Calling this year’s Budget a forward-looking one that anchors Singapore firmly in the future, Low praised how the Government accurately identified how Asia will play a larger role in the global economy and how new technologies will play an increasingly pivotal part in the future.
While appreciating the “Government’s vision statements and the articulation of how Singapore should strategically position itself in the new era,” Low asserted that the government’s announcement of the impending GST hike is premature, calling it an “unnecessary distraction”:
“The unfortunate thing about this budget is that it is looking forward too hastily for future revenue streams by prematurely announcing the GST hike.

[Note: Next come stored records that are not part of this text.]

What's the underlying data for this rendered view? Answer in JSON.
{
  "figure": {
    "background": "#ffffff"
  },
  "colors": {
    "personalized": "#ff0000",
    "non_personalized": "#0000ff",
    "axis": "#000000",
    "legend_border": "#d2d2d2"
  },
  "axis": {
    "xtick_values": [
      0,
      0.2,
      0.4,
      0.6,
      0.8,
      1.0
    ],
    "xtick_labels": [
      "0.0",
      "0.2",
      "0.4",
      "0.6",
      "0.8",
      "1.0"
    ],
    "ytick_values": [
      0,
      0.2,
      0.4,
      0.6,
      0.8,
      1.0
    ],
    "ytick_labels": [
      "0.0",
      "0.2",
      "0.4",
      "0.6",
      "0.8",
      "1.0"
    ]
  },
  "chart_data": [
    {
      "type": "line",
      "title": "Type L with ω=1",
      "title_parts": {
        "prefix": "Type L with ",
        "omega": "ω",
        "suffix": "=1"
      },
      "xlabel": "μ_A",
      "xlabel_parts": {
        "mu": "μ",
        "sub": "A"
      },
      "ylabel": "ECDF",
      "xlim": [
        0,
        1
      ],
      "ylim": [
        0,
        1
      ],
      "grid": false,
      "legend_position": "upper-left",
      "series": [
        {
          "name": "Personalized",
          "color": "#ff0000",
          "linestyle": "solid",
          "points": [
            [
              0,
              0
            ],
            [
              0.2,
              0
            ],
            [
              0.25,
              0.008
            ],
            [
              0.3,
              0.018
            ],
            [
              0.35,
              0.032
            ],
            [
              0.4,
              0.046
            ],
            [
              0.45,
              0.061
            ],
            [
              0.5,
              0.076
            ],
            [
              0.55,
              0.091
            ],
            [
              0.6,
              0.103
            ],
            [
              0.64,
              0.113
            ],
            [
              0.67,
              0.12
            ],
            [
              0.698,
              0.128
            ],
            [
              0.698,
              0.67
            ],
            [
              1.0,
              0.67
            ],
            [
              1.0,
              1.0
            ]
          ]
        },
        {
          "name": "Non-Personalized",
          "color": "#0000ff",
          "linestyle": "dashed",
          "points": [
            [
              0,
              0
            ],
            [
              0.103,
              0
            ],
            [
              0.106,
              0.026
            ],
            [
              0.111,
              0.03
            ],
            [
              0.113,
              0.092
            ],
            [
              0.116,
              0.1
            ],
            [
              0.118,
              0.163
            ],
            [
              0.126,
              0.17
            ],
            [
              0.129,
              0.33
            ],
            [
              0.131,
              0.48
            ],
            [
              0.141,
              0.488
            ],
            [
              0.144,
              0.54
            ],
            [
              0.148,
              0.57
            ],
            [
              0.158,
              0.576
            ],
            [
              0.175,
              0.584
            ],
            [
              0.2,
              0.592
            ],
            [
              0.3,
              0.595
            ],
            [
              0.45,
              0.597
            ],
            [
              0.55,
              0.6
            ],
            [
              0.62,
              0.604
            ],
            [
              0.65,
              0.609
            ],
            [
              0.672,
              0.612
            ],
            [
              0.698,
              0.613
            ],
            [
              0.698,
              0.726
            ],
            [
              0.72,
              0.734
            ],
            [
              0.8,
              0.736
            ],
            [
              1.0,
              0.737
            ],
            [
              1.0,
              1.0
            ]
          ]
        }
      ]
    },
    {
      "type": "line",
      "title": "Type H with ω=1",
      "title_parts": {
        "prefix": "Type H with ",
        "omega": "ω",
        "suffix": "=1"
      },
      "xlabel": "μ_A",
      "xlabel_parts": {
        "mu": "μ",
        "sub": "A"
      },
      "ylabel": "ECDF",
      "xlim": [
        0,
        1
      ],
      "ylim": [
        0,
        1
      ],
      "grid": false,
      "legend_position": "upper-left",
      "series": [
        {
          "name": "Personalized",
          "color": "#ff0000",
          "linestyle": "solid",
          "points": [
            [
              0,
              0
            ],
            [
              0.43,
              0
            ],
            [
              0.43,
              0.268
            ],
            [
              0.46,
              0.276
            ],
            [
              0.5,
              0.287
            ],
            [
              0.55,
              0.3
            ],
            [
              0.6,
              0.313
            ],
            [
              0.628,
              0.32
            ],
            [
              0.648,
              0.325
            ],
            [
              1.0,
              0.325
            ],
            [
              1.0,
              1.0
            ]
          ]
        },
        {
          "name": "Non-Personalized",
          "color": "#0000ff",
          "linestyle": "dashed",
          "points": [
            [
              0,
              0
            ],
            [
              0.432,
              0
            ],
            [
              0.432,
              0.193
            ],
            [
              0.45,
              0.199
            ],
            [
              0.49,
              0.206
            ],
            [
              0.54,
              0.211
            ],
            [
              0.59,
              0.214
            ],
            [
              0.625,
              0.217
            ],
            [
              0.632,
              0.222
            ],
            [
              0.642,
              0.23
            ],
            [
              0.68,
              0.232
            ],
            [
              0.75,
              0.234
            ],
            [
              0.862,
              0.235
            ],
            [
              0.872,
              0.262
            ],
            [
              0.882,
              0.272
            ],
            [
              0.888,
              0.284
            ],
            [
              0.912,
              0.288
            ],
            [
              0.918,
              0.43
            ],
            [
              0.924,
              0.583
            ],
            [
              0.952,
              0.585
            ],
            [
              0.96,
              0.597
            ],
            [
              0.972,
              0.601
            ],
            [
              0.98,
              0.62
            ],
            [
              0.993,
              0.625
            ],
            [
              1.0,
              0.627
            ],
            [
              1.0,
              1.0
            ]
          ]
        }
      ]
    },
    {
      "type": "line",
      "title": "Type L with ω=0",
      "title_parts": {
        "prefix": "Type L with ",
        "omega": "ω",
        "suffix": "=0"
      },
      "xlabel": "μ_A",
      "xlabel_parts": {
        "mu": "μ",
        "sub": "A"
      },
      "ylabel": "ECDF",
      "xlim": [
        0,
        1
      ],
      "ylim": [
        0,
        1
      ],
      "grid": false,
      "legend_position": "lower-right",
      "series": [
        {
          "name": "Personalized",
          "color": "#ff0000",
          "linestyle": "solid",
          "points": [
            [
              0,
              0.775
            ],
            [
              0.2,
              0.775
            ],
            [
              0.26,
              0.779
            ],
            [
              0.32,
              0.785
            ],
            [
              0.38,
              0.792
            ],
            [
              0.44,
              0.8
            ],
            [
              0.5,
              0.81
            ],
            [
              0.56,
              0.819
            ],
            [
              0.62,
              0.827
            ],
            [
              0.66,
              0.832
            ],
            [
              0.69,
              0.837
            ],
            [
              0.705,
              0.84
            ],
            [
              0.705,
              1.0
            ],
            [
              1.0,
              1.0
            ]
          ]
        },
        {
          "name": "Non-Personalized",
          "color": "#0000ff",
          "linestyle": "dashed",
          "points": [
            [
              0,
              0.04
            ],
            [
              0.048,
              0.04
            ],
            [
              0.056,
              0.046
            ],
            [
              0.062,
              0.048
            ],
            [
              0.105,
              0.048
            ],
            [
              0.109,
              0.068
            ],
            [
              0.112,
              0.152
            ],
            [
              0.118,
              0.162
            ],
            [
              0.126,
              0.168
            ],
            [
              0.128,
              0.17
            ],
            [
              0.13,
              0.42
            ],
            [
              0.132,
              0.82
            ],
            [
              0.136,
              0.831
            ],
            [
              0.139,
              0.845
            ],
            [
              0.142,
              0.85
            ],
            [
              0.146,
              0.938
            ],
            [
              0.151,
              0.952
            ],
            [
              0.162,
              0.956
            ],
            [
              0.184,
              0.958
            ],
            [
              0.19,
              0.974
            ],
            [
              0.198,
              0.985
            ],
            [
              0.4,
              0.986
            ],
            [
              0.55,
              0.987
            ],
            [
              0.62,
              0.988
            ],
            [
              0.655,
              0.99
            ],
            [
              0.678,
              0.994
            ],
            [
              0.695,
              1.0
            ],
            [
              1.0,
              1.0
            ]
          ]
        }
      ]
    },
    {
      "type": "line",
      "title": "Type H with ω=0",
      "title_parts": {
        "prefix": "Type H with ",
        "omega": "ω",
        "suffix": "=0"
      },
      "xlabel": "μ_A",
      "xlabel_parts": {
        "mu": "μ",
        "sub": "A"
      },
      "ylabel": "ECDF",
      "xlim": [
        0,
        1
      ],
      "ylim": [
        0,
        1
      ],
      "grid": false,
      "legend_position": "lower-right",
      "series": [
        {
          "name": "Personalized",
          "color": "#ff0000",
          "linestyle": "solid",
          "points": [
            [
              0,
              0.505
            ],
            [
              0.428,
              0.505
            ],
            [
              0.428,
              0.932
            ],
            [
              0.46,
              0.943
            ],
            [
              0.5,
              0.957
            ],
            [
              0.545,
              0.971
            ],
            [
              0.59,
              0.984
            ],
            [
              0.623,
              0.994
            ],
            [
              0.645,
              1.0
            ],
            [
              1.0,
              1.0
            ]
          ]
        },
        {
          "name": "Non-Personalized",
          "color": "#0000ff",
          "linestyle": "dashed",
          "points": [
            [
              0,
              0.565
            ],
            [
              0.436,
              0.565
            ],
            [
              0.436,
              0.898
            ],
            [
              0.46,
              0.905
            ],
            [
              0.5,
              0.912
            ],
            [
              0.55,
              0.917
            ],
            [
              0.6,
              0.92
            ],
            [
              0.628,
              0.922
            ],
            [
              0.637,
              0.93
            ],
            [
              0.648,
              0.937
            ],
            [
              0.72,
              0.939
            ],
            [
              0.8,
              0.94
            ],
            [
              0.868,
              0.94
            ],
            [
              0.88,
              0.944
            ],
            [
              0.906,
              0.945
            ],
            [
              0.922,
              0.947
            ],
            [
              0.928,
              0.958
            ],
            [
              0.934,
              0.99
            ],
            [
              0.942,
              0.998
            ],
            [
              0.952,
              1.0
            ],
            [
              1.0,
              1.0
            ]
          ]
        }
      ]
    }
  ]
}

“This has become an unnecessary distraction from the vision articulated in this Budget, and is a real distraction, causing the Government to lose its focus in getting buy-in for the vision, because it has to explain the future GST hike instead.”
He urged the Government to not let the opportunity to lead Singapore with this vision “go to waste”.
Low’s remarks prompted a “baffled” Ng, who did not intend to speak, to respond:
“I hear across the different speeches that they essentially agree with the many programmes proposed in the Budget.
“In fact, they want the Government to do more: In education, to take care of the elderly, doing more for women, more for the disadvantaged. And in one member’s speech, she focused her speech on inequalities and emphasised that inequality is a threat to our nation, that we have to ‘take concrete steps to remedy it’.”
“The Workers Party agrees with many of the Budget proposals. Mr Low Thia Khiang agrees that this is a forward-looking Budget to anchor Singapore firmly into the future, but yet the Workers’ Party says that the GST is a distraction.”
Asserting that he believes the Government has put together a “concrete, forward-looking Budget so that we can resource all these programmes for Singaporeans,” Ng added:
“Yet after all the speeches I have listened carefully to in the chamber, the Workers’ Party thinks that finding the way to fund all these programmes is a distraction.
“They agree with the programmes but talking about how to fund these programmes is a distraction. I find it baffling. I think it is critical, I think it is honest, I think it is right that we outline to Singaporeans how we intend to chart Singapore’s future forward in a sustainable manner.”
Low clarified that his Party has not suggested the Government will have to pay for everything without exploring other funding avenues and reiterated that he thought that the most important part of Budget 2018 was about anchoring Singapore. He added:
“You can announce the intended two percent GST increase (between 2021 and 2025) anytime…We can have a full debate here, but I wonder whether is it better to announce it separately and debate it here or (debate it as part of) the budget.
“What we are saying and we are questioning whether or not is there any other avenue to look at instead of raising GST because it affects a lot of people, and we are looking at whether there are possibility of other revenue (streams) as some MPs have spoken on,” Mr Low said.
“My point was that this is basically an important Budget, and a Budget which is more looking forward to the future, but that the GST increase can be a distraction because then we end up debating on whether there is a need to increase GST.”
Quoting Low’s remarks during the Committee of Supply debate last year, Ng responded:
“I quote ‘I hope he – meaning the Minister of Finance – can be upfront with Singaporeans now so that they are not blindsided by the Government as they were with the sudden 30 per cent increase in water prices’.
“You can’t have your cake and eat it.”
Low responded that he did not say that the authorities need to “hide the intended increase in GST”. He said:
“By all means announce it well before you increase. It’s good to announce it before-hand. But the question is whether or not you need to announce it with this Budget – that is another issue.”
Low ended the exchange, tongue in cheek, by offering that the GST hike could be debated during the rallies at the next General Election – which must be called by 15 Jan 2021 – drawing laughs from the chamber.